Loo Away

A recent, widely reported incident leads Fayes T Kantawala to reflect on the experience of PIA – and of Pakistan itself

Loo Away
This week a flight was grounded in Manchester Airport when a passenger wandered into the aisles slightly before take-off and opened the Emergency Exit door, mistaking it for the bathroom. As it was designed to do, the door blasted off the plane and an emergency plastic slide inflated immediately towards the ground, like it does in those videos they show before take-off. The incident made international news because of all the airport delays and ensuing chaos, and also because – if we are honest – I don’t think anyone has been inside an airplane and not imagined opening the emergency door. I imagine it’s like when you are standing at the top of a very tall building peering over the edge, and you feel a strong, disturbing urge to jump towards the ground (no? just me? Alright then).

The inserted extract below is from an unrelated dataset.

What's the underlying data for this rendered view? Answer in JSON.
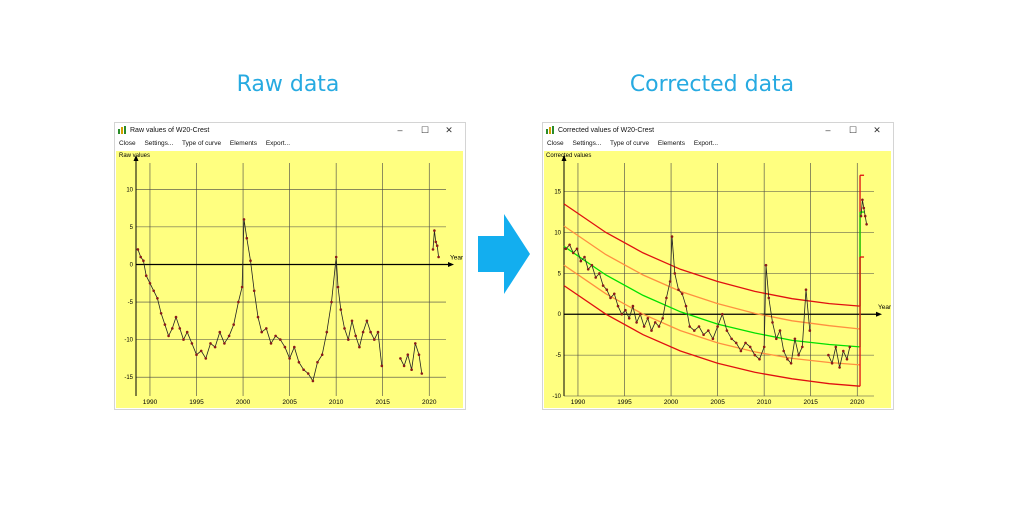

Sadly, the flight in question was PIA Manchester to Islamabad, so, you know, five points to Pakistan. Personal experience confirms to me that international PIA flights are some of the worst six hours you can spend airborne, even without unforeseen delays. After the first wave of irritation my heart thawed while considering what her – let’s call her Nighat? – reaction must have been to causing all this commotion. Imagine: her quivering hand still clutching the ghost of the door handle that she imagined would take her to the loo; Nighat staring in horror at the open expanse of concrete runway in front of her as her dupatta flutters in the wind, a thousand pairs of unformed eyes scowling at her even as she tries the next door – because she still had to go to the loo!
I’ve seen countless passengers on PIA give the door a good yank (on two occasions while in mid-air) for no other reason than they were in its proximity and bored. And this is not even in the top ten worst things that happened

Aside from the dark novelty of such a mess-up, I am still confused as to how it could happen at all. I covet the emergency exit seats like an addict does crack, and even a simple glance at them will tell you those are not easy doors to open. You have to first unlock a large lever one way, then a cross hatch the opposite direction, then press several buttons and pull down a strappy thing. Meanwhile Nighat – who one presumes either has never flown before or else was ambitiously medicated – was committed enough to be not only solve the complicated instructions for opening a scary airlocked door, but did so completely unnoticed by any other passengers or flight attendants.

Having stalked the exit seats, I can also tell you that she is far from the first to try. I’ve seen countless passengers on PIA give the door a good yank (on two occasions while in mid-air) for no other reason than they were in its proximity and bored. And this is not even in the top ten worst things that happened on PIA.

Observe: When I was last on a PIA flight (this one also from Manchester to Pakistan) a small child came running up to the area in front of my seat, looked squarely into my soul, and then pulled his pants down to defecate right there. He was joined in a moment by his mother, who looked on the whole spectacle with an air of indifference before whisking her kid away, leaving behind his poo and the beginnings of my communal trust issues. I’ve seen lots on PIA flights: kids being slapped, people spitting, beating, crying, toe nail grooming, groin scratching, nasal spitting, hacking, coughing in my ear, playing their music loudly mid-flight, theft, nosehair grooming, attempted theft, routine evangelicalism, and most terrifyingly– on a particularly horrifying long haul trip from New York to Lahore in 2005 – a man died while we were crossing over Romania, which I suppose is only marginally better than dying in it.



I’ve long since abandoned the idea that PIA will somehow turn back time and become a pleasant flying experience accessorized with Pierre Cardin uniforms. It’s a bloated, corrupt organization that needs to be run like a profitable business (as opposed to a Soviet housing scheme) in order to succeed. In that way it’s much like all our other institutions: those types of rebranding journeys only happen to actresses before awards seasons or else to countries in times of relative stability. At the moment our country is not in awards season: it has no money, no economy, no savings, huge debts, and the Powers That Be have arrested both major opposition leaders in what has to be one of the quietest coups in recent memory. So maybe Nighat – brave soul who tried to go to the loo but broke an airport instead – represents a warning to us in more ways than we care to admit.

Maybe we are all just trying to open our emergency exit’s door by pretending it’s a loo.